Originally published



Humanitarian country teams in each crisis with a consolidated appeal (or comparable concerted action plan) have completed their mid-year reviews, compiling information on outputs to date compared to the targets stated in their plans for 2011, analyzing key humanitarian indicators and trends, re-calibrating their strategies and re-validating the detailed operational plans and funding requests. This document summarizes trends, innovations, and (in the second part) each country’s mid-year review.

The most worrying development is the drought in the Horn of Africa. Major parts of several countries are already at crisis stage of food availability, nutrition (global acute malnutrition rates in some zones being twice the emergency threshold), and livestock survival. The appeals for Kenya, Somalia and Djibouti (and to some extent Sudan and South Sudan) address emergency drought-related needs.1 (Chad and Niger are also in food security and nutrition crises, in part because of drought, which their appeals also address.) For most of these appeals, the drought is not causing the funding requirements to increase significantly at midyear, largely because the drought was anticipated or already happening at the time of CAP development in late 2010. However full funding of the updated requirements is essential to respond to this worsening emergency.

The humanitarian situation in Yemen is exacerbated by expanding unrest and political strife in the capital and elsewhere, on top of the older conflict in Sa’ada and a generalized food insecurity crisis.
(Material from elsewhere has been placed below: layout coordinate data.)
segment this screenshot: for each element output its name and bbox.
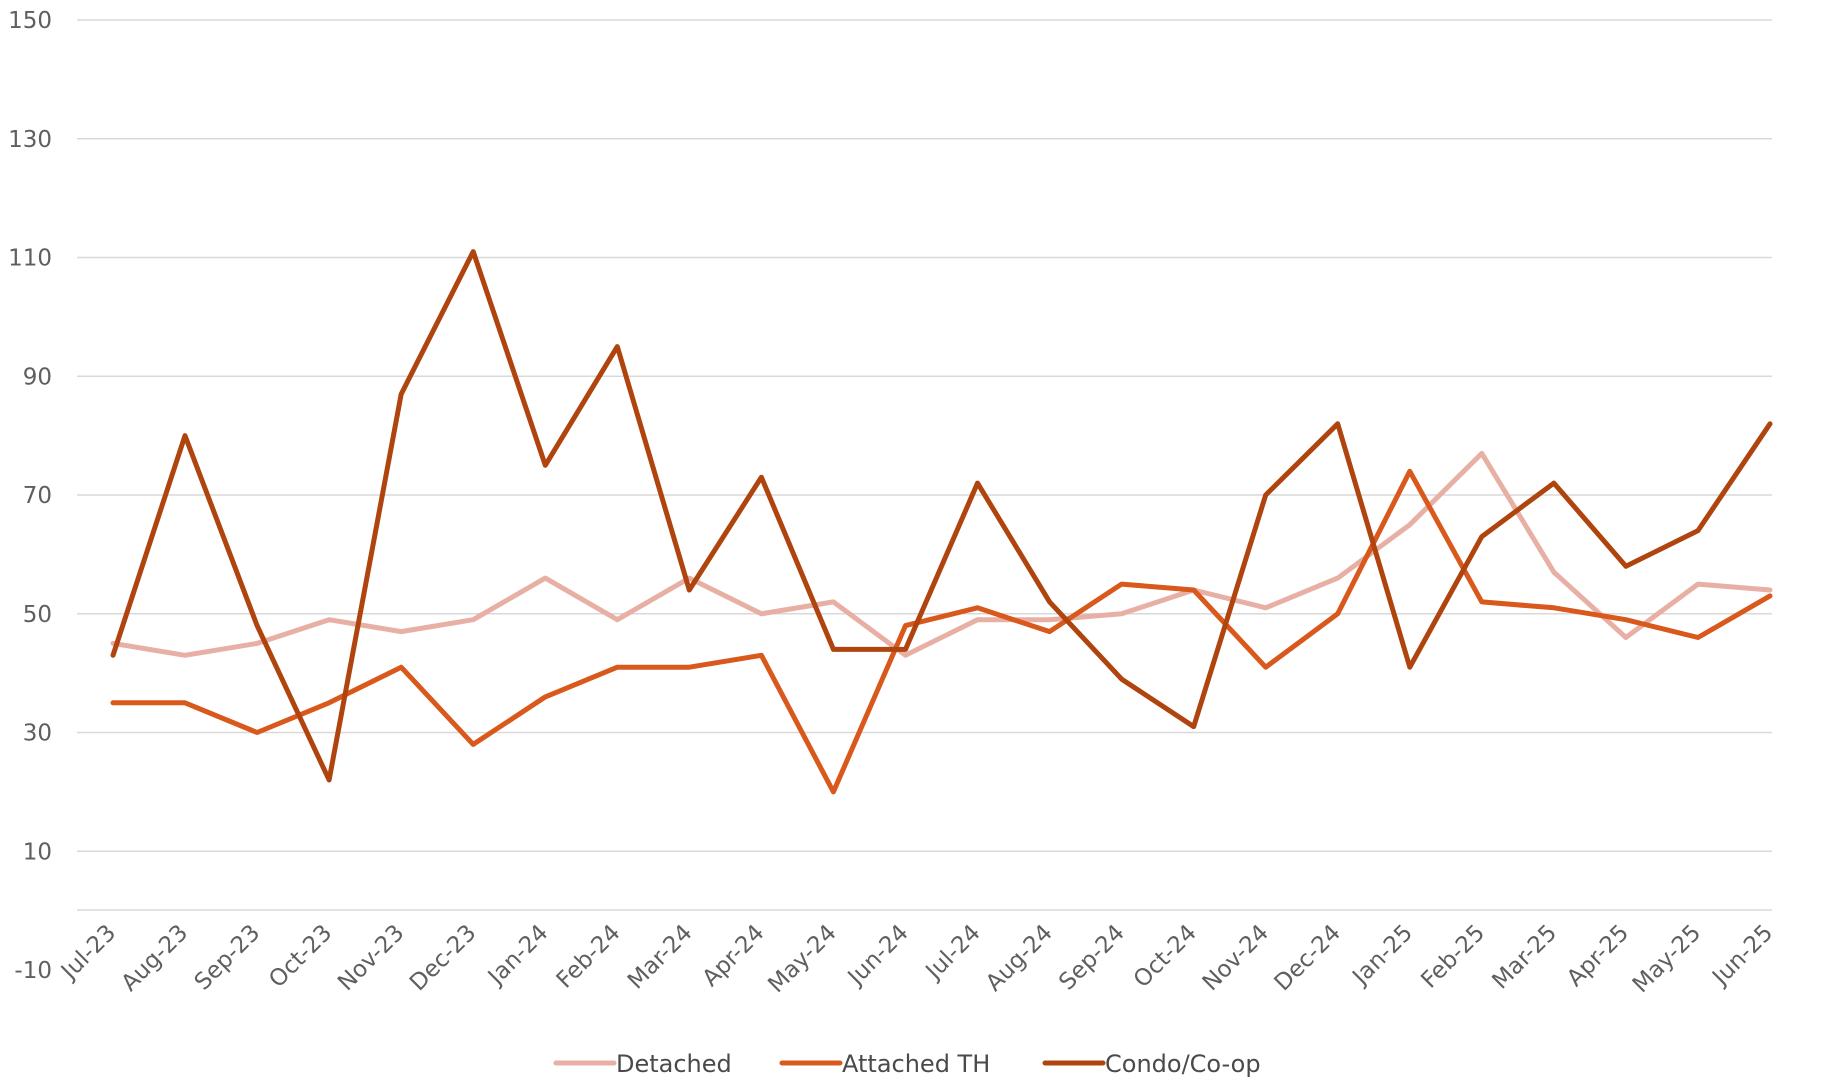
y-tick-label: 130 [8, 127, 52, 153]
x-tick-label: Nov-24 [1198, 920, 1274, 996]
x-tick-label: Jun-25 [1706, 920, 1778, 992]
series-line-condo-co-op [110, 249, 1773, 783]
legend-item: Detached [553, 1050, 732, 1078]
y-tick-label: 10 [23, 839, 52, 865]
y-axis-ticks: -10 10 30 50 70 90 110 130 150 [8, 8, 52, 984]
x-tick-label: Mar-24 [623, 920, 698, 995]
y-tick-label: 90 [23, 364, 52, 390]
legend-label: Detached [616, 1050, 732, 1078]
x-tick-label: Sep-23 [190, 920, 266, 996]
x-tick-label: Sep-24 [1054, 920, 1130, 996]
legend-item: Attached TH [779, 1050, 990, 1078]
y-tick-label: 70 [23, 483, 52, 509]
x-tick-label: Jun-24 [842, 920, 914, 992]
x-tick-label: Aug-23 [117, 920, 194, 997]
y-tick-label: 50 [23, 602, 52, 628]
x-tick-label: Mar-25 [1488, 920, 1563, 995]
series-line-detached [110, 450, 1773, 658]
x-tick-label: Feb-24 [552, 920, 626, 994]
x-tick-label: Jul-23 [55, 920, 121, 986]
x-tick-label: Oct-23 [264, 920, 337, 993]
y-tick-label: 110 [8, 246, 52, 272]
y-tick-label: 30 [23, 721, 52, 747]
x-tick-label: Jan-24 [482, 920, 553, 991]
x-tick-label: May-25 [1628, 920, 1706, 998]
x-tick-label: Nov-23 [333, 920, 409, 996]
x-tick-label: Apr-25 [1562, 920, 1634, 992]
x-tick-label: Feb-25 [1416, 920, 1490, 994]
series-lines [110, 249, 1773, 795]
x-tick-label: Aug-24 [981, 920, 1058, 997]
x-tick-label: Oct-24 [1129, 920, 1202, 993]
x-tick-label: Jan-25 [1347, 920, 1418, 991]
series-line-attached-th [110, 468, 1773, 795]
x-tick-label: Dec-23 [405, 920, 481, 996]
legend: Detached Attached TH Condo/Co-op [553, 1050, 1261, 1078]
legend-label: Attached TH [842, 1050, 990, 1078]
x-tick-label: Dec-24 [1270, 920, 1346, 996]
y-tick-label: 150 [8, 8, 52, 34]
y-tick-label: -10 [14, 958, 52, 984]
legend-item: Condo/Co-op [1042, 1050, 1261, 1078]
x-tick-label: Apr-24 [698, 920, 770, 992]
legend-label: Condo/Co-op [1105, 1050, 1261, 1078]
x-tick-label: May-24 [763, 920, 841, 998]
x-tick-label: Jul-24 [920, 920, 986, 986]
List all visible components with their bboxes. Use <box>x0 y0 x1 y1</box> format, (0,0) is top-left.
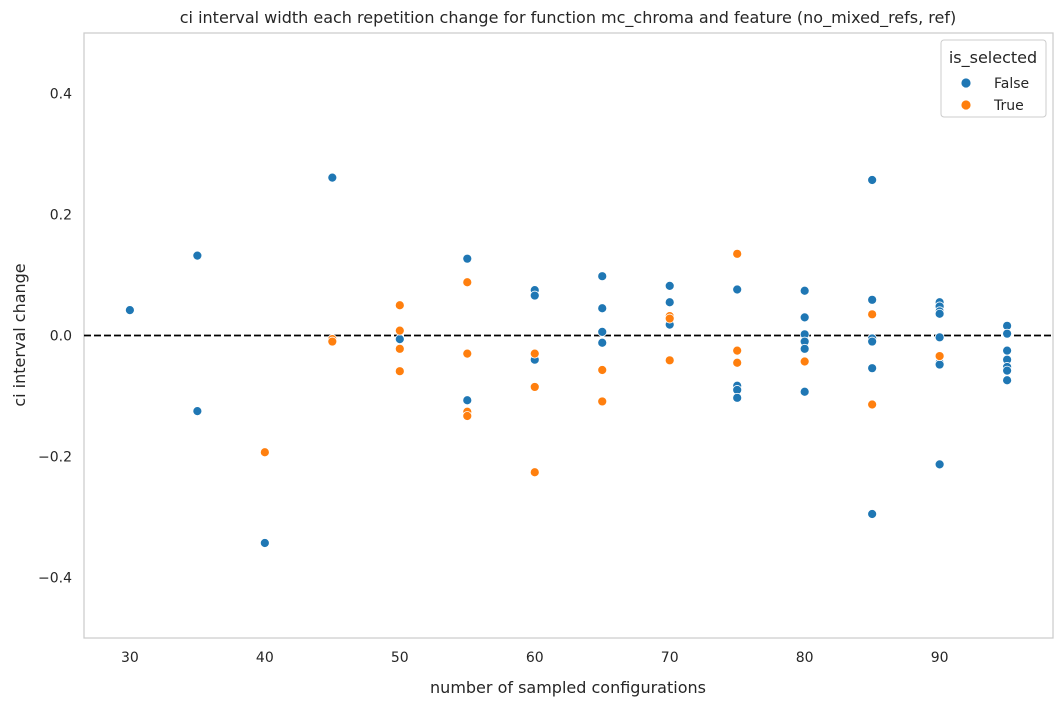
x-tick-label: 70 <box>661 650 679 666</box>
data-point-true <box>462 277 473 288</box>
data-point-true <box>394 300 405 311</box>
data-point-false <box>934 359 945 370</box>
data-point-false <box>867 336 878 347</box>
y-tick-label: −0.2 <box>38 450 72 466</box>
data-point-true <box>529 382 540 392</box>
data-point-false <box>1002 375 1013 386</box>
x-tick-label: 80 <box>796 650 814 666</box>
data-point-true <box>732 248 743 259</box>
data-point-false <box>1002 328 1013 339</box>
marks-layer <box>84 172 1053 548</box>
legend: is_selected False True <box>940 39 1047 118</box>
y-tick-label: −0.4 <box>38 571 72 587</box>
data-point-false <box>1002 365 1013 376</box>
legend-title: is_selected <box>949 48 1037 68</box>
chart-title: ci interval width each repetition change… <box>180 8 956 28</box>
data-point-true <box>529 348 540 359</box>
data-point-false <box>867 509 878 519</box>
data-point-true <box>462 348 473 359</box>
data-point-false <box>664 297 675 308</box>
legend-marker-true <box>960 99 972 111</box>
data-point-true <box>732 345 743 356</box>
data-point-true <box>394 343 405 354</box>
data-point-false <box>124 305 135 315</box>
x-tick-label: 40 <box>256 650 274 666</box>
data-point-false <box>867 175 878 185</box>
data-point-false <box>192 250 203 261</box>
data-point-false <box>1002 345 1013 356</box>
x-tick-label: 90 <box>931 650 949 666</box>
data-point-false <box>597 337 608 348</box>
data-point-false <box>799 343 810 354</box>
data-point-false <box>934 459 945 470</box>
data-point-true <box>867 399 878 410</box>
data-point-true <box>462 411 473 421</box>
legend-label-false: False <box>994 76 1029 92</box>
data-point-true <box>867 309 878 320</box>
data-point-false <box>192 406 203 417</box>
data-point-true <box>664 355 675 366</box>
ticks-layer: 30 40 50 60 70 80 90 −0.4 −0.2 0.0 0.2 0.4 <box>38 87 949 667</box>
y-tick-label: 0.2 <box>50 208 72 224</box>
data-point-true <box>664 313 675 324</box>
data-point-false <box>529 290 540 301</box>
data-point-false <box>867 294 878 305</box>
data-point-false <box>327 172 338 183</box>
data-point-true <box>597 396 608 407</box>
data-point-true <box>732 357 743 368</box>
legend-box <box>940 39 1047 118</box>
x-tick-label: 60 <box>526 650 544 666</box>
data-point-false <box>799 312 810 323</box>
data-point-true <box>597 365 608 375</box>
data-point-false <box>934 332 945 343</box>
data-point-false <box>732 392 743 403</box>
data-point-true <box>394 366 405 377</box>
data-point-true <box>799 356 810 367</box>
legend-marker-false <box>960 77 972 89</box>
x-tick-label: 50 <box>391 650 409 666</box>
y-axis-label: ci interval change <box>10 263 29 406</box>
data-point-false <box>732 284 743 295</box>
data-point-false <box>799 285 810 296</box>
y-tick-label: 0.4 <box>50 87 72 103</box>
data-point-false <box>597 303 608 314</box>
legend-label-true: True <box>993 98 1024 114</box>
data-point-false <box>597 326 608 337</box>
x-tick-label: 30 <box>121 650 139 666</box>
data-point-true <box>394 325 405 336</box>
x-axis-label: number of sampled configurations <box>430 678 706 697</box>
data-point-false <box>259 538 270 548</box>
data-point-true <box>259 447 270 458</box>
data-point-false <box>462 253 473 264</box>
data-point-true <box>529 467 540 478</box>
data-point-false <box>867 363 878 374</box>
data-point-false <box>597 271 608 282</box>
data-point-true <box>934 351 945 361</box>
data-point-true <box>327 336 338 347</box>
data-point-false <box>664 280 675 291</box>
data-point-false <box>799 386 810 397</box>
data-point-false <box>934 308 945 319</box>
data-point-false <box>394 334 405 345</box>
data-point-false <box>462 395 473 406</box>
y-tick-label: 0.0 <box>50 329 72 345</box>
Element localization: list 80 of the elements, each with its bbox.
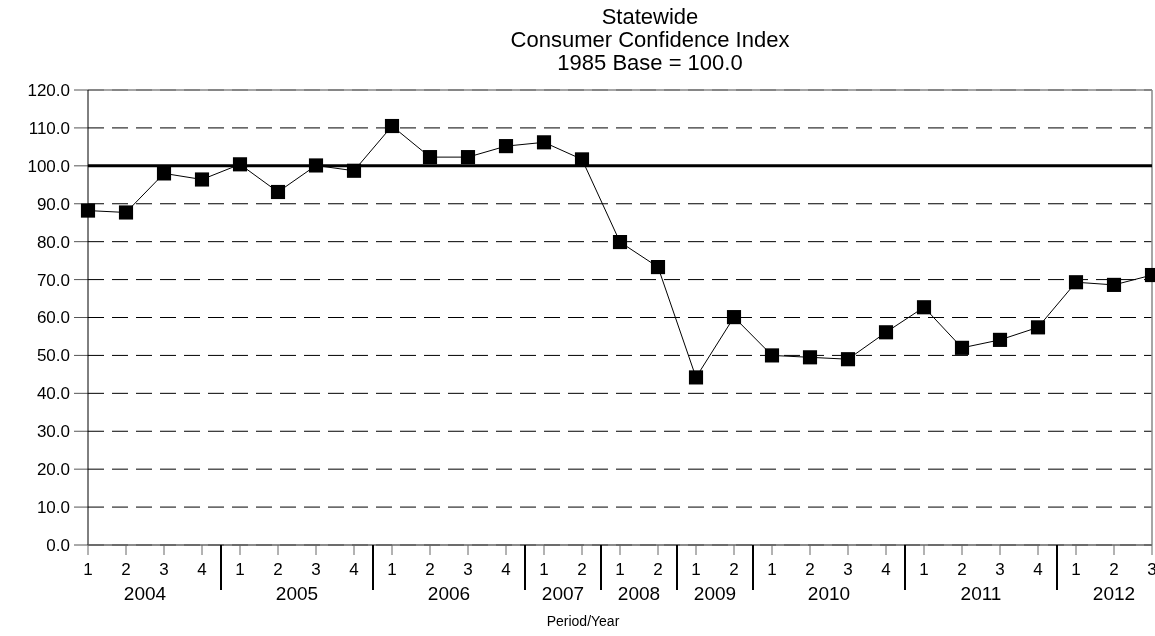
- y-tick-label: 50.0: [36, 346, 70, 366]
- point: [802, 350, 818, 365]
- point: [536, 135, 552, 150]
- y-tick-label: 10.0: [36, 498, 70, 518]
- point: [270, 184, 286, 200]
- y-tick-label: 20.0: [36, 460, 70, 480]
- x-tick-label: 2: [729, 560, 739, 579]
- text: 2005: [275, 583, 319, 604]
- text: 2012: [1092, 583, 1136, 604]
- x-tick-label: 2: [425, 560, 435, 579]
- point: [384, 118, 400, 134]
- point: [612, 234, 628, 250]
- point: [764, 348, 780, 363]
- x-tick-label: 1: [83, 560, 93, 579]
- point: [118, 205, 134, 220]
- text: 2009: [693, 583, 737, 604]
- x-tick-label: 3: [843, 560, 853, 579]
- point: [840, 352, 856, 367]
- y-tick-label: 90.0: [36, 194, 70, 214]
- y-tick-label: 30.0: [36, 422, 70, 442]
- x-tick-label: 1: [235, 560, 245, 579]
- point: [992, 332, 1008, 347]
- x-tick-label: 4: [349, 560, 359, 579]
- x-tick-label: 3: [311, 560, 321, 579]
- point: [1068, 275, 1084, 290]
- x-tick-label: 1: [919, 560, 929, 579]
- x-tick-label: 3: [995, 560, 1005, 579]
- y-tick-label: 60.0: [36, 308, 70, 328]
- point: [1030, 320, 1046, 335]
- x-tick-label: 3: [159, 560, 169, 579]
- y-tick-label: 100.0: [27, 156, 70, 176]
- x-tick-label: 1: [1071, 560, 1081, 579]
- chart-title: Statewide Consumer Confidence Index 1985 Base = 100.0: [510, 4, 790, 75]
- y-tick-label: 40.0: [36, 384, 70, 404]
- x-tick-label: 2: [121, 560, 131, 579]
- point: [726, 310, 742, 325]
- x-tick-label: 4: [501, 560, 511, 579]
- y-tick-label: 110.0: [28, 118, 70, 138]
- y-tick-label: 120.0: [27, 80, 70, 100]
- point: [916, 300, 932, 315]
- y-tick-label: 70.0: [36, 270, 70, 290]
- point: [1106, 277, 1122, 292]
- x-tick-label: 2: [273, 560, 283, 579]
- point: [574, 152, 590, 167]
- x-tick-label: 2: [805, 560, 815, 579]
- text: 2007: [541, 583, 585, 604]
- text: 2010: [807, 583, 851, 604]
- x-tick-label: 2: [1109, 560, 1119, 579]
- x-tick-label: 2: [957, 560, 967, 579]
- point: [954, 340, 970, 355]
- text: 2004: [123, 583, 167, 604]
- x-tick-label: 1: [387, 560, 397, 579]
- point: [308, 158, 324, 173]
- point: [194, 172, 210, 187]
- text: 2008: [617, 583, 661, 604]
- point: [156, 166, 172, 181]
- point: [460, 150, 476, 165]
- x-tick-label: 3: [463, 560, 473, 579]
- y-tick-label: 0.0: [46, 535, 70, 555]
- y-tick-label: 80.0: [36, 232, 70, 252]
- point: [498, 139, 514, 154]
- point: [878, 325, 894, 340]
- text: 2011: [960, 583, 1002, 604]
- point: [422, 150, 438, 165]
- x-tick-label: 1: [691, 560, 701, 579]
- point: [80, 203, 96, 218]
- x-tick-label: 1: [615, 560, 625, 579]
- x-axis-title: Period/Year: [546, 613, 620, 629]
- x-tick-label: 4: [1033, 560, 1043, 579]
- x-tick-label: 1: [767, 560, 777, 579]
- x-tick-label: 1: [539, 560, 549, 579]
- point: [346, 163, 362, 178]
- x-tick-label: 2: [653, 560, 663, 579]
- text: 2006: [427, 583, 471, 604]
- point: [650, 260, 666, 275]
- x-tick-label: 4: [197, 560, 207, 579]
- point: [232, 157, 248, 172]
- x-tick-label: 4: [881, 560, 891, 579]
- x-tick-label: 2: [577, 560, 587, 579]
- point: [688, 370, 704, 385]
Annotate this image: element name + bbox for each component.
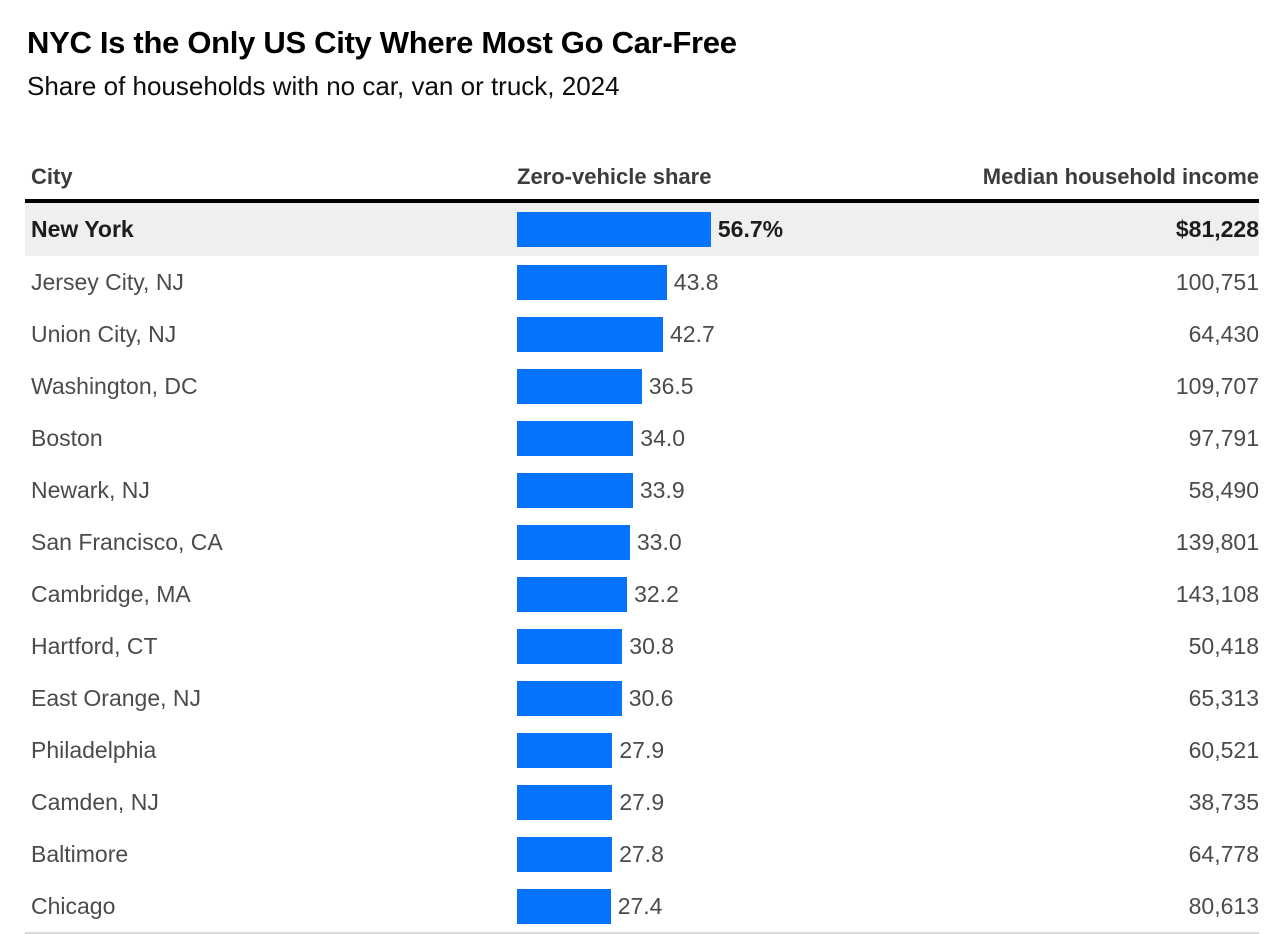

The Côte d’Ivoire appeal is presenting increased requirements as it extends its planning and budgeting horizon through 2011 and expands its scope now that the end of conflict permits greater access. There are major reductions in funding requests for Haiti and Afghanistan, not so much due to a substantive re-assessment of humanitarian needs, but more to a re-examination of where to draw the boundaries of humanitarian needs in these appeals and the re-designation of some proposed actions as reconstruction or development. Finally, in many countries with vulnerable populations, high prices of food and other commodities are causing stresses that, for the most vulnerable, are likely to cross the line into outright humanitarian need.

The mid-year reviews are primarily exercises in monitoring, and the clusters and humanitarian country teams (HCTs) continue to show improvements in monitoring practices. Monitoring achievements and impact against clearly stated and measurable targets is the fundament of consolidated appeal monitoring, and an important part of the collective accountability of the international humanitarian system.

Another form of monitoring and accountability that was introduced across 12 humanitarian appeal countries in 2011 was the IASC Gender Marker. This Marker allowed targeted response and more visibility for donors and aid organisations on how projects across all of the sectors are designed and implemented to take account of the distinct needs and realities of women, girls, boys and men affected by crisis.

Appeal funding to date in 2011 is slightly off the pace of recent mid-years, in absolute terms and in proportion to requirements. The IASC hopes that donors will find the resources to fulfil their standards of accountability. In particular, the fact that worldwide consolidated appeal requirements are slightly less now than at previous mid-years should not be taken as a signal to decrease funding commensurately; instead, donors should take this opportunity to close funding gaps as never before.